Starting point is 00:38:00 I'm afraid for our safety and I think I'll always have that fear a little bit in me as long as they haven't found that person. Helen's husband, Paul, struggles to move on without his wife. Everything is completely different and empty without her. With his young son, Francis, Paul now lives as far from New Orleans as possible, feeling betrayed by the city that he and his wife once loved. Helen just loved that city so much and the people responsible for taking care of that city before and after the hurricane, you know, haven't done their jobs.

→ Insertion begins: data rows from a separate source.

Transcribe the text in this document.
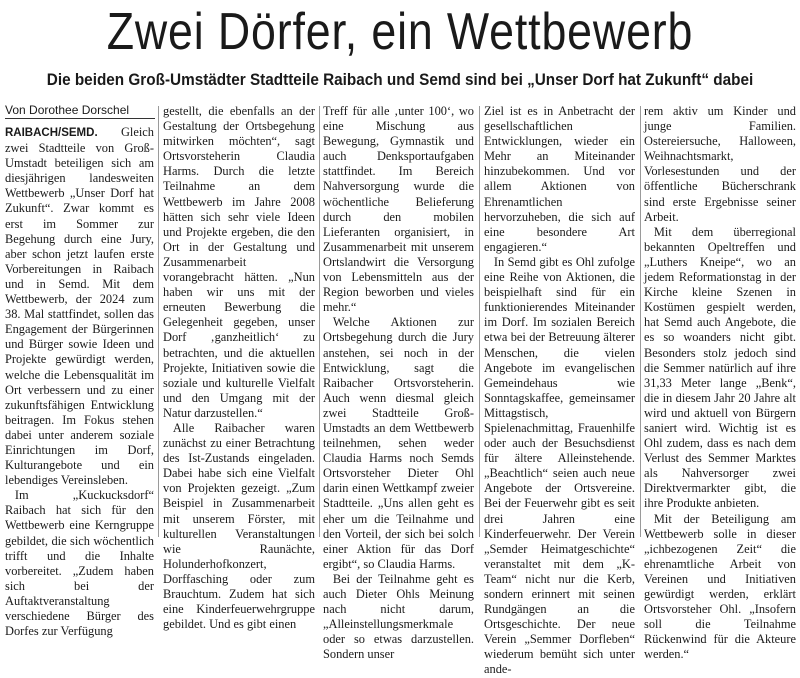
Zwei Dörfer, ein Wettbewerb
Die beiden Groß-Umstädter Stadtteile Raibach und Semd sind bei „Unser Dorf hat Zukunft“ dabei
Von Dorothee Dorschel

RAIBACH/SEMD. Gleich zwei Stadtteile von Groß-Umstadt beteiligen sich am diesjährigen landesweiten Wettbewerb „Unser Dorf hat Zukunft“. Zwar kommt es erst im Sommer zur Begehung durch eine Jury, aber schon jetzt laufen erste Vorbereitungen in Raibach und in Semd. Mit dem Wettbewerb, der 2024 zum 38. Mal stattfindet, sollen das Engagement der Bürgerinnen und Bürger sowie Ideen und Projekte gewürdigt werden, welche die Lebensqualität im Ort verbessern und zu einer zukunftsfähigen Entwicklung beitragen. Im Fokus stehen dabei unter anderem soziale Einrichtungen im Dorf, Kulturangebote und ein lebendiges Vereinsleben.

Im „Kuckucksdorf“ Raibach hat sich für den Wettbewerb eine Kerngruppe gebildet, die sich wöchentlich trifft und die Inhalte vorbereitet. „Zudem haben sich bei der Auftaktveranstaltung verschiedene Bürger des Dorfes zur Verfügung

gestellt, die ebenfalls an der Gestaltung der Ortsbegehung mitwirken möchten“, sagt Ortsvorsteherin Claudia Harms. Durch die letzte Teilnahme an dem Wettbewerb im Jahre 2008 hätten sich sehr viele Ideen und Projekte ergeben, die den Ort in der Gestaltung und Zusammenarbeit vorangebracht hätten. „Nun haben wir uns mit der erneuten Bewerbung die Gelegenheit gegeben, unser Dorf ‚ganzheitlich‘ zu betrachten, und die aktuellen Projekte, Initiativen sowie die soziale und kulturelle Vielfalt und den Umgang mit der Natur darzustellen.“

Alle Raibacher waren zunächst zu einer Betrachtung des Ist-Zustands eingeladen. Dabei habe sich eine Vielfalt von Projekten gezeigt. „Zum Beispiel in Zusammenarbeit mit unserem Förster, mit kulturellen Veranstaltungen wie Raunächte, Holunderhofkonzert, Dorffasching oder zum Brauchtum. Zudem hat sich eine Kinderfeuerwehrgruppe gebildet. Und es gibt einen

Treff für alle ‚unter 100‘, wo eine Mischung aus Bewegung, Gymnastik und auch Denksportaufgaben stattfindet. Im Bereich Nahversorgung wurde die wöchentliche Belieferung durch den mobilen Lieferanten organisiert, in Zusammenarbeit mit unserem Ortslandwirt die Versorgung von Lebensmitteln aus der Region beworben und vieles mehr.“

Welche Aktionen zur Ortsbegehung durch die Jury anstehen, sei noch in der Entwicklung, sagt die Raibacher Ortsvorsteherin. Auch wenn diesmal gleich zwei Stadtteile Groß-Umstadts an dem Wettbewerb teilnehmen, sehen weder Claudia Harms noch Semds Ortsvorsteher Dieter Ohl darin einen Wettkampf zweier Stadtteile. „Uns allen geht es eher um die Teilnahme und den Vorteil, der sich bei solch einer Aktion für das Dorf ergibt“, so Claudia Harms.

Bei der Teilnahme geht es auch Dieter Ohls Meinung nach nicht darum, „Alleinstellungsmerkmale oder so etwas darzustellen. Sondern unser

Ziel ist es in Anbetracht der gesellschaftlichen Entwicklungen, wieder ein Mehr an Miteinander hinzubekommen. Und vor allem Aktionen von Ehrenamtlichen hervorzuheben, die sich auf eine besondere Art engagieren.“

In Semd gibt es Ohl zufolge eine Reihe von Aktionen, die beispielhaft sind für ein funktionierendes Miteinander im Dorf. Im sozialen Bereich etwa bei der Betreuung älterer Menschen, die vielen Angebote im evangelischen Gemeindehaus wie Sonntagskaffee, gemeinsamer Mittagstisch, Spielenachmittag, Frauenhilfe oder auch der Besuchsdienst für ältere Alleinstehende. „Beachtlich“ seien auch neue Angebote der Ortsvereine. Bei der Feuerwehr gibt es seit drei Jahren eine Kinderfeuerwehr. Der Verein „Semder Heimatgeschichte“ veranstaltet mit dem „K-Team“ nicht nur die Kerb, sondern erinnert mit seinen Rundgängen an die Ortsgeschichte. Der neue Verein „Semmer Dorfleben“ wiederum bemüht sich unter ande-

rem aktiv um Kinder und junge Familien. Ostereiersuche, Halloween, Weihnachtsmarkt, Vorlesestunden und der öffentliche Bücherschrank sind erste Ergebnisse seiner Arbeit.

Mit dem überregional bekannten Opeltreffen und „Luthers Kneipe“, wo an jedem Reformationstag in der Kirche kleine Szenen in Kostümen gespielt werden, hat Semd auch Angebote, die es so woanders nicht gibt. Besonders stolz jedoch sind die Semmer natürlich auf ihre 31,33 Meter lange „Benk“, die in diesem Jahr 20 Jahre alt wird und aktuell von Bürgern saniert wird. Wichtig ist es Ohl zudem, dass es nach dem Verlust des Semmer Marktes als Nahversorger zwei Direktvermarkter gibt, die ihre Produkte anbieten.

Mit der Beteiligung am Wettbewerb solle in dieser „ichbezogenen Zeit“ die ehrenamtliche Arbeit von Vereinen und Initiativen gewürdigt werden, erklärt Ortsvorsteher Ohl. „Insofern soll die Teilnahme Rückenwind für die Akteure werden.“
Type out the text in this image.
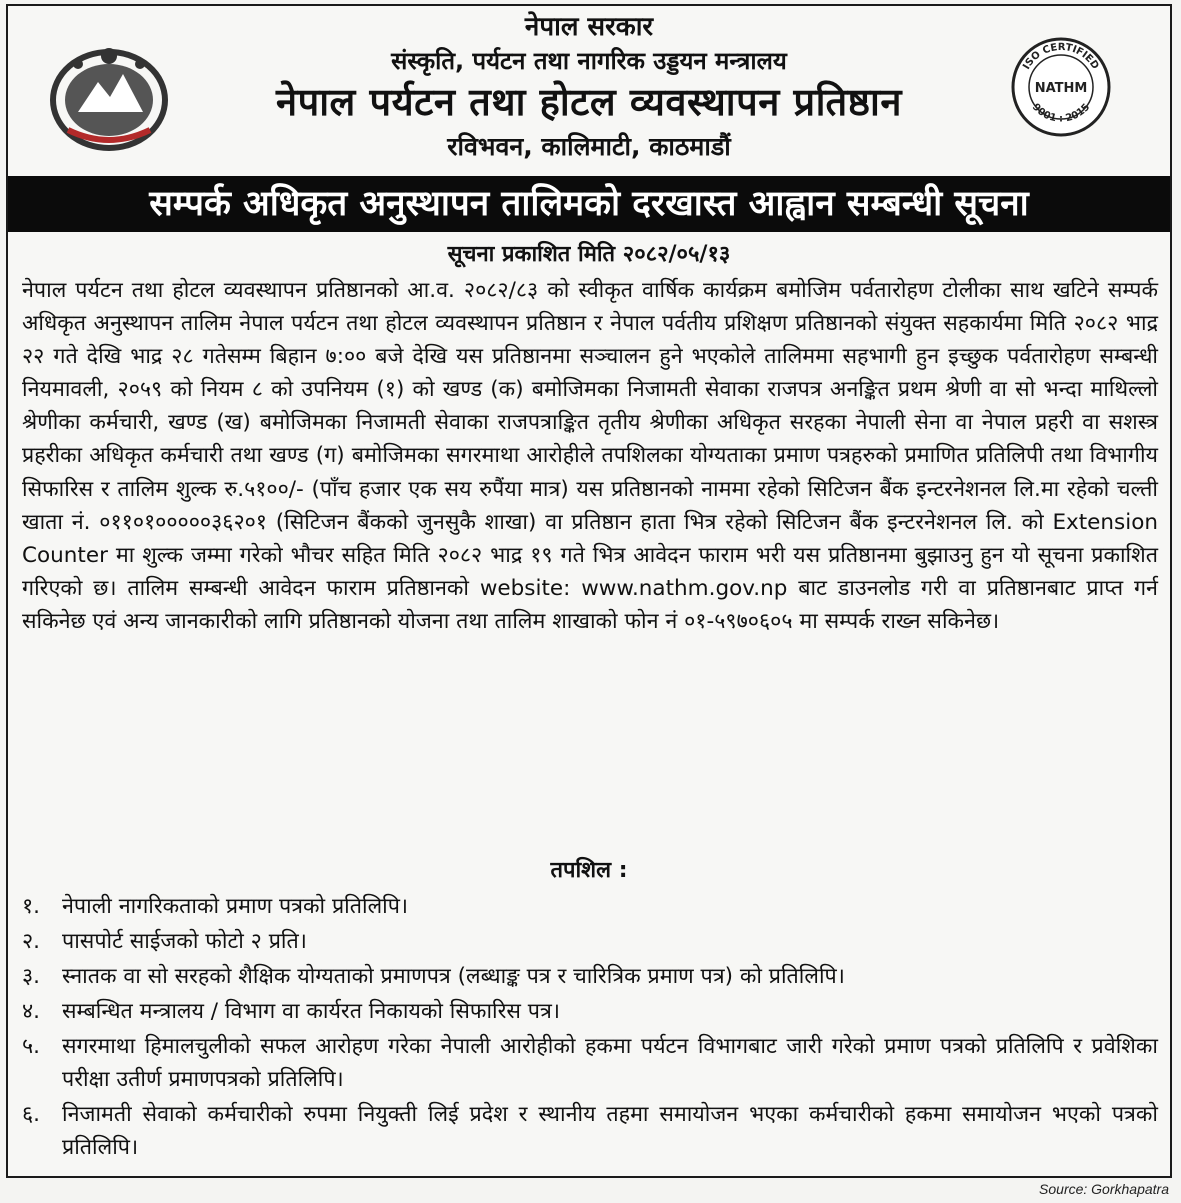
नेपाल सरकार
संस्कृति, पर्यटन तथा नागरिक उड्डयन मन्त्रालय
नेपाल पर्यटन तथा होटल व्यवस्थापन प्रतिष्ठान
रविभवन, कालिमाटी, काठमाडौं
ISO CERTIFIED
9001 : 2015
NATHM
सम्पर्क अधिकृत अनुस्थापन तालिमको दरखास्त आह्वान सम्बन्धी सूचना
सूचना प्रकाशित मिति २०८२/०५/१३
नेपाल पर्यटन तथा होटल व्यवस्थापन प्रतिष्ठानको आ.व. २०८२/८३ को स्वीकृत वार्षिक कार्यक्रम बमोजिम पर्वतारोहण टोलीका साथ खटिने सम्पर्क अधिकृत अनुस्थापन तालिम नेपाल पर्यटन तथा होटल व्यवस्थापन प्रतिष्ठान र नेपाल पर्वतीय प्रशिक्षण प्रतिष्ठानको संयुक्त सहकार्यमा मिति २०८२ भाद्र २२ गते देखि भाद्र २८ गतेसम्म बिहान ७:०० बजे देखि यस प्रतिष्ठानमा सञ्चालन हुने भएकोले तालिममा सहभागी हुन इच्छुक पर्वतारोहण सम्बन्धी नियमावली, २०५९ को नियम ८ को उपनियम (१) को खण्ड (क) बमोजिमका निजामती सेवाका राजपत्र अनङ्कित प्रथम श्रेणी वा सो भन्दा माथिल्लो श्रेणीका कर्मचारी, खण्ड (ख) बमोजिमका निजामती सेवाका राजपत्राङ्कित तृतीय श्रेणीका अधिकृत सरहका नेपाली सेना वा नेपाल प्रहरी वा सशस्त्र प्रहरीका अधिकृत कर्मचारी तथा खण्ड (ग) बमोजिमका सगरमाथा आरोहीले तपशिलका योग्यताका प्रमाण पत्रहरुको प्रमाणित प्रतिलिपी तथा विभागीय सिफारिस र तालिम शुल्क रु.५१००/- (पाँच हजार एक सय रुपैंया मात्र) यस प्रतिष्ठानको नाममा रहेको सिटिजन बैंक इन्टरनेशनल लि.मा रहेको चल्ती खाता नं. ०११०१०००००३६२०१ (सिटिजन बैंकको जुनसुकै शाखा) वा प्रतिष्ठान हाता भित्र रहेको सिटिजन बैंक इन्टरनेशनल लि. को Extension Counter मा शुल्क जम्मा गरेको भौचर सहित मिति २०८२ भाद्र १९ गते भित्र आवेदन फाराम भरी यस प्रतिष्ठानमा बुझाउनु हुन यो सूचना प्रकाशित गरिएको छ। तालिम सम्बन्धी आवेदन फाराम प्रतिष्ठानको website: www.nathm.gov.np बाट डाउनलोड गरी वा प्रतिष्ठानबाट प्राप्त गर्न सकिनेछ एवं अन्य जानकारीको लागि प्रतिष्ठानको योजना तथा तालिम शाखाको फोन नं ०१-५९७०६०५ मा सम्पर्क राख्न सकिनेछ।
तपशिल :
१.	नेपाली नागरिकताको प्रमाण पत्रको प्रतिलिपि।
२.	पासपोर्ट साईजको फोटो २ प्रति।
३.	स्नातक वा सो सरहको शैक्षिक योग्यताको प्रमाणपत्र (लब्धाङ्क पत्र र चारित्रिक प्रमाण पत्र) को प्रतिलिपि।
४.	सम्बन्धित मन्त्रालय / विभाग वा कार्यरत निकायको सिफारिस पत्र।
५.	सगरमाथा हिमालचुलीको सफल आरोहण गरेका नेपाली आरोहीको हकमा पर्यटन विभागबाट जारी गरेको प्रमाण पत्रको प्रतिलिपि र प्रवेशिका परीक्षा उतीर्ण प्रमाणपत्रको प्रतिलिपि।
६.	निजामती सेवाको कर्मचारीको रुपमा नियुक्ती लिई प्रदेश र स्थानीय तहमा समायोजन भएका कर्मचारीको हकमा समायोजन भएको पत्रको प्रतिलिपि।
Source: Gorkhapatra
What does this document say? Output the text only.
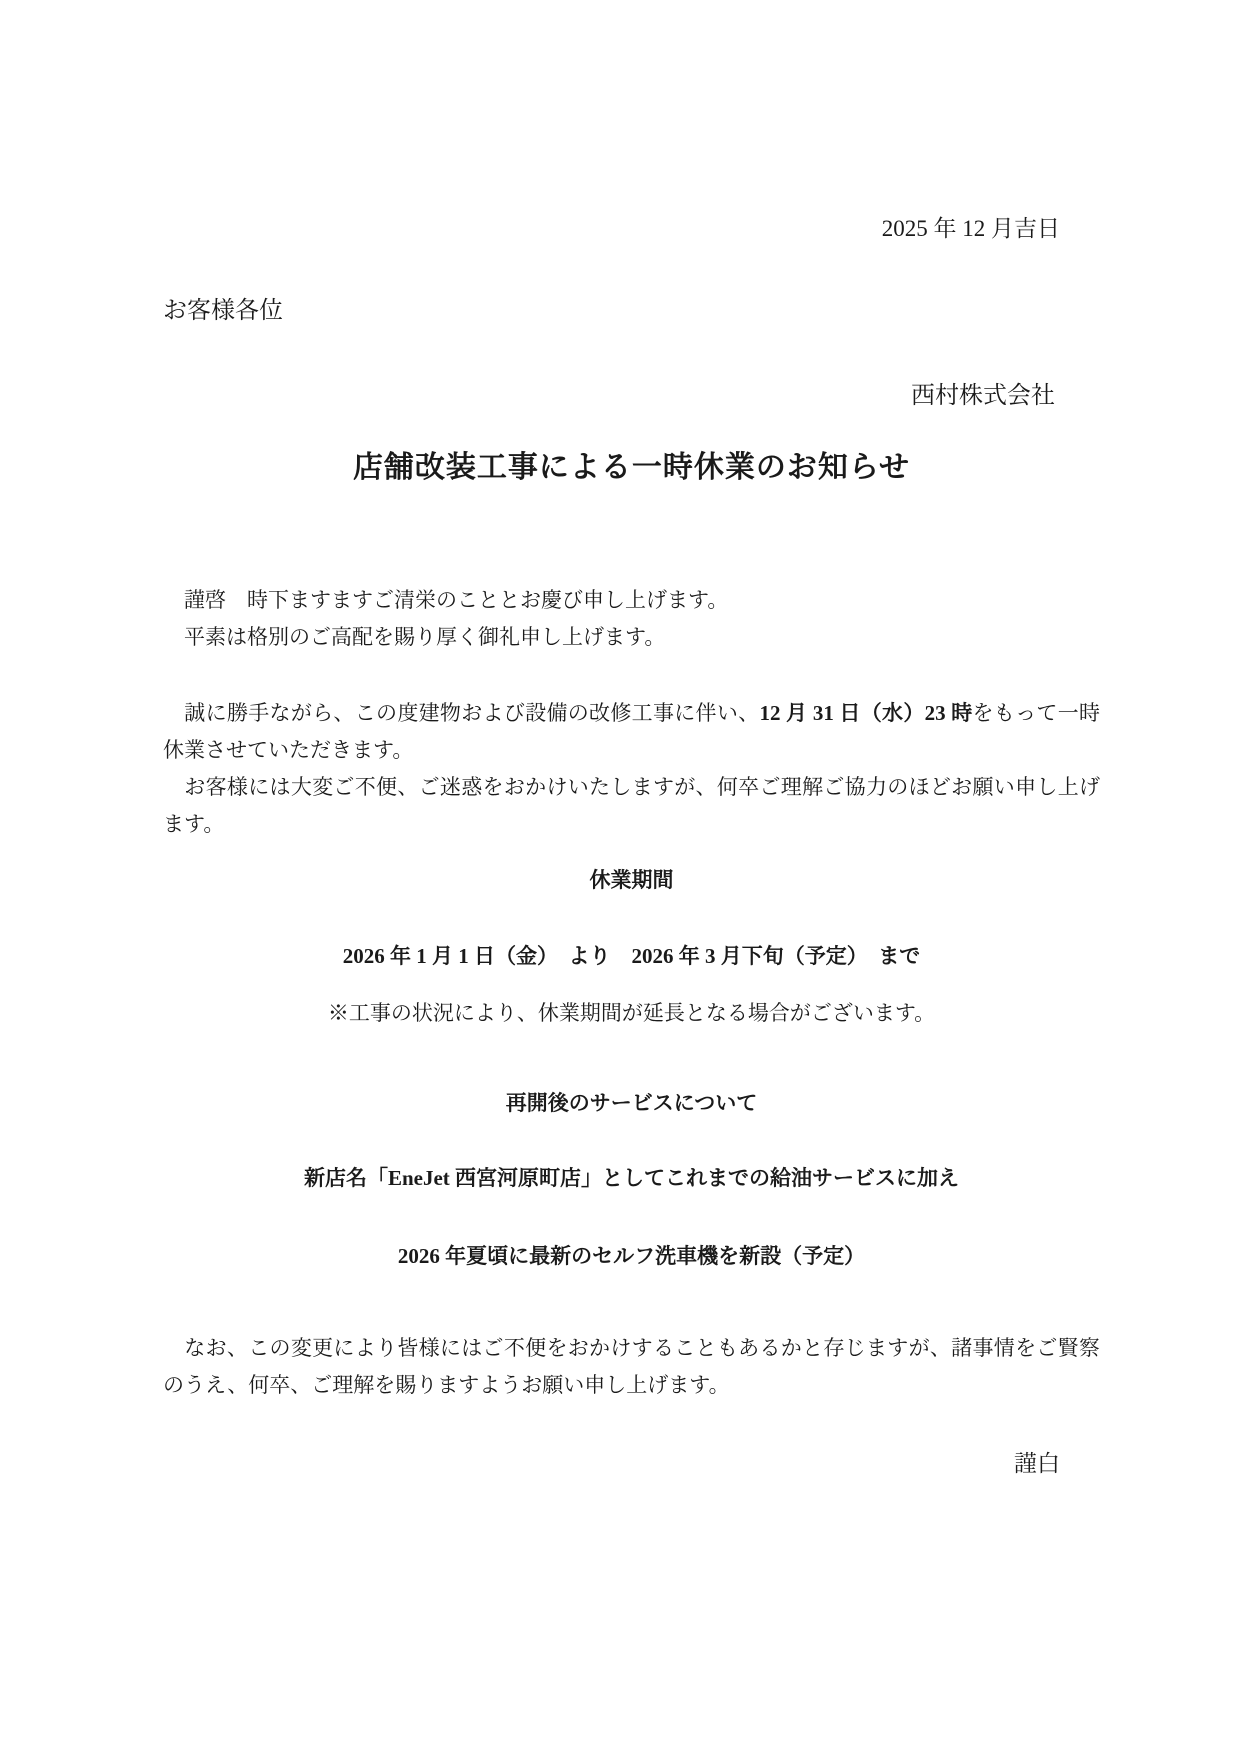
2025 年 12 月吉日
お客様各位
西村株式会社
店舗改装工事による一時休業のお知らせ

　謹啓　時下ますますご清栄のこととお慶び申し上げます。

　平素は格別のご高配を賜り厚く御礼申し上げます。

　誠に勝手ながら、この度建物および設備の改修工事に伴い、12 月 31 日（水）23 時をもって一時休業させていただきます。

　お客様には大変ご不便、ご迷惑をおかけいたしますが、何卒ご理解ご協力のほどお願い申し上げます。

休業期間
2026 年 1 月 1 日（金）　より　2026 年 3 月下旬（予定）　まで
※工事の状況により、休業期間が延長となる場合がございます。
再開後のサービスについて
新店名「EneJet 西宮河原町店」としてこれまでの給油サービスに加え
2026 年夏頃に最新のセルフ洗車機を新設（予定）
　なお、この変更により皆様にはご不便をおかけすることもあるかと存じますが、諸事情をご賢察のうえ、何卒、ご理解を賜りますようお願い申し上げます。
謹白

It's a scandal, it's unbelievable, and Helen's death is a result of it.
Starting point is 00:38:47 Helen and De Nirol's murders served as a wake-up call for the city at large. We have come to declare that a city which could not be drowned in the waters of a storm will not be drowned in the blood of its citizens. Pastor John Raphael. How you doing, man? God bless you. Once a New Orleans cop is still walking a beat. How are you all doing this evening?
Starting point is 00:39:09 Trying to change attitudes one person at a time. We've seen enough murder, enough families destroyed. enough mothers having to bury their children, and we're doing all that we can to bring back the value of life and to save lives in the city. Ironically, it's the same message De Niel Shavers was trying to get out before his own brutal murder.
Starting point is 00:39:32 Stop the violence. I mean, the hurricane wasn't enough to wake up. I don't know what it is. I mean, live your life, man. Have fun. I mean, come on now. You're from New Orleans. Act like you're from New Orleans. I think if he had more time, he would have been like the Martin Luther King of music. Shemar Allen says De Nirol had a calling.
Starting point is 00:39:55 He had so much that he wanted to say and so much that he wanted to do, and he would have spent his whole life doing it. Is it still hard to believe? It's still hard to believe to this day, especially when his son is always with me now. The hardest part is knowing that he ain't going to be able to see the great musician that his son is going to be. It's impossible to watch DJ at age seven and not think of his father.
Starting point is 00:40:33 My daddy, he was a cool person. Everywhere he goes, he brings me with him. DJ no longer have a father. I no longer have a brother. How they no longer have a drummer? His students no longer have a teacher. Every time I walk in here, every time I hit a word bang, I think about Mr. Chavez.
Starting point is 00:40:58 Like when he died, I was crying, but... After De Niro's murder, some of his students thought about leaving the band. I was going to quit. I was like, well, then who's going to teach us? Why? There's no sense to come. But something hit me like, but keep on going and going to keep on going. And the marching band that De Niro envisioned, long before they even had instruments, has now taken root.
Starting point is 00:41:25 One, two, three, four... They were invited to a band camp held at the University of Southern California with the renowned Trojan marching band. Man, it's a big opportunity. It's like it's a once in a lifetime chance. De Niro Shavers would have been proud. We lost someone who truly loved the kids. We just lost a New Orleans treasure on De Niro Shavers.
Starting point is 00:42:00 Helen Hill and De Nirole Shavers came back after the hurricane to save the city they loved. You can't kill this spirit! Katrina! Katrina couldn't kill New Orleans, but the continuing storm of murder just might. Ellen Hill's murder remains unsolved.